ARWU is very useful fun for kids and also interesting for all, but not any educated person takes it for serious, maybe some American students at mediocre universities who feel flattered. For example alone the Max Planck Society has a publication output tête-à-tête with Harvard and the highest citation impact in physics. Also Helmholtz, Leibniz and Fraunhofer institutes play a major role in the German university system while the in-house research focus and capacity is significantly lower, partly in another league. Similar issues are obvious for many countries, partly much higher developed than the US which still have the strongest overall field, followed by Australia, but not even close to so overwhelming. In my east-German home-city more US-founded firms have their bases than in most major cities of Silicon Valley, as it seems the German education system is not that bad, it needs improvement and investments nevertheless. I was an exchange student at Ohio State University for nine months with paid studies like in paradise. Good university but not singular, maybe because the city is not that great with extremely poor infrastructure which rarely can be found so in Europe, but America is much more competitive, success or not has more impact to your personal well-being, it could be stressful for some, I could deal with it, but I am not sure if I would like it more. In some countries, I don’t say in Germany, but in the more western and more eastern central Europe and in Italy, ARWU shakes the employers’ preferences upside down.

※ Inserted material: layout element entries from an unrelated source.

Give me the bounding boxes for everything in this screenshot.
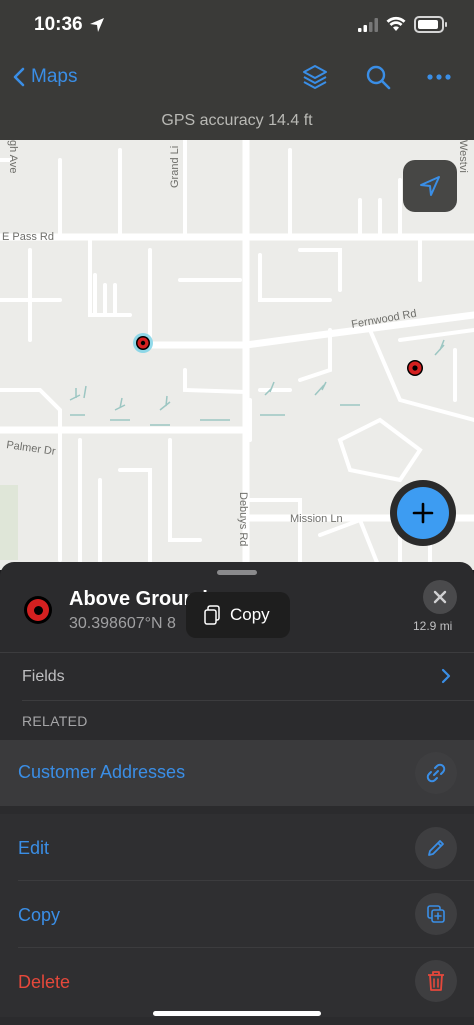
battery-icon <box>414 16 447 33</box>
location-arrow-icon <box>90 18 104 32</box>
navigation-bar: Maps <box>0 54 474 102</box>
navigation-arrow-icon <box>420 176 440 196</box>
feature-detail-sheet: Above Ground 30.398607°N 8 Copy 12.9 mi … <box>0 562 474 1025</box>
chevron-left-icon <box>13 67 25 87</box>
cellular-signal-icon <box>358 18 378 32</box>
pencil-icon <box>415 827 457 869</box>
fields-label: Fields <box>22 668 65 685</box>
gps-accuracy-banner: GPS accuracy 14.4 ft <box>0 102 474 140</box>
related-item-label: Customer Addresses <box>18 762 186 782</box>
map-label-ave: gh Ave <box>7 140 19 173</box>
close-icon <box>433 590 447 604</box>
copy-label: Copy <box>18 905 61 925</box>
map-label-debuys: Debuys Rd <box>237 492 249 546</box>
related-section-header: RELATED <box>22 713 88 729</box>
feature-marker[interactable] <box>407 360 423 376</box>
link-icon <box>415 752 457 794</box>
copy-tooltip-label: Copy <box>230 605 270 624</box>
divider <box>0 652 474 653</box>
map-label-pass-rd: E Pass Rd <box>2 231 54 243</box>
feature-distance: 12.9 mi <box>413 619 453 633</box>
edit-label: Edit <box>18 838 50 858</box>
trash-icon <box>415 960 457 1002</box>
feature-coordinates: 30.398607°N 8 <box>69 615 176 632</box>
map-label-grand: Grand Li <box>169 146 181 188</box>
map-label-westvi: Westvi <box>457 140 469 173</box>
actions-list: Edit Copy Delete <box>0 814 474 1017</box>
more-options-icon[interactable] <box>424 62 454 92</box>
feature-symbol-icon <box>24 596 52 624</box>
add-feature-button[interactable] <box>390 480 456 546</box>
status-bar: 10:36 <box>0 0 474 54</box>
locate-me-button[interactable] <box>403 160 457 212</box>
layers-icon[interactable] <box>300 62 330 92</box>
duplicate-icon <box>415 893 457 935</box>
sheet-grabber[interactable] <box>217 570 257 575</box>
close-sheet-button[interactable] <box>423 580 457 614</box>
map-label-mission: Mission Ln <box>290 513 343 525</box>
edit-button[interactable]: Edit <box>0 814 474 880</box>
back-button-label: Maps <box>31 66 78 87</box>
related-item-customer-addresses[interactable]: Customer Addresses <box>0 740 474 806</box>
delete-label: Delete <box>18 972 71 992</box>
copy-feature-button[interactable]: Copy <box>0 881 474 947</box>
divider <box>22 700 474 701</box>
chevron-right-icon <box>441 668 451 684</box>
gps-accuracy-text: GPS accuracy 14.4 ft <box>161 112 313 129</box>
search-icon[interactable] <box>363 62 393 92</box>
status-time: 10:36 <box>34 14 83 35</box>
copy-tooltip-button[interactable]: Copy <box>186 592 290 638</box>
home-indicator <box>153 1011 321 1016</box>
plus-icon <box>397 487 449 539</box>
map-label-palmer: Palmer Dr <box>6 439 57 458</box>
fields-row[interactable]: Fields <box>0 654 474 700</box>
wifi-icon <box>386 16 406 31</box>
back-to-maps-button[interactable]: Maps <box>12 64 77 90</box>
copy-document-icon <box>204 605 220 625</box>
delete-button[interactable]: Delete <box>0 948 474 1014</box>
selected-feature-marker[interactable] <box>133 333 153 353</box>
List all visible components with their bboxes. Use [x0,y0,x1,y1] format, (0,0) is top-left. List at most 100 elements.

Be different. Everybody is “innovative”, it’s boring. For Europeans and all others I recommend the University of Prague in the Czech Republic, founded in 1348. Spanish economists writing about Portuguese problems must be more than outstanding to appear in Science or Nature. In some subjects English is not even the shared language of science. Nobel Prizes are counted beginning in 1911. The recent CalTech developments are really impressive, but a lot of Czech, Romanian or Indian IIT students would be preferred by both smaller and larger high-tech firms for middle-management positions over the average MIT master, no matter how selective and more advanced or better equipped this institution is. At the second devastating high school reunion only true results matter, it will be surprising because you do or you don’t – wherever you have studied the simple basics of life.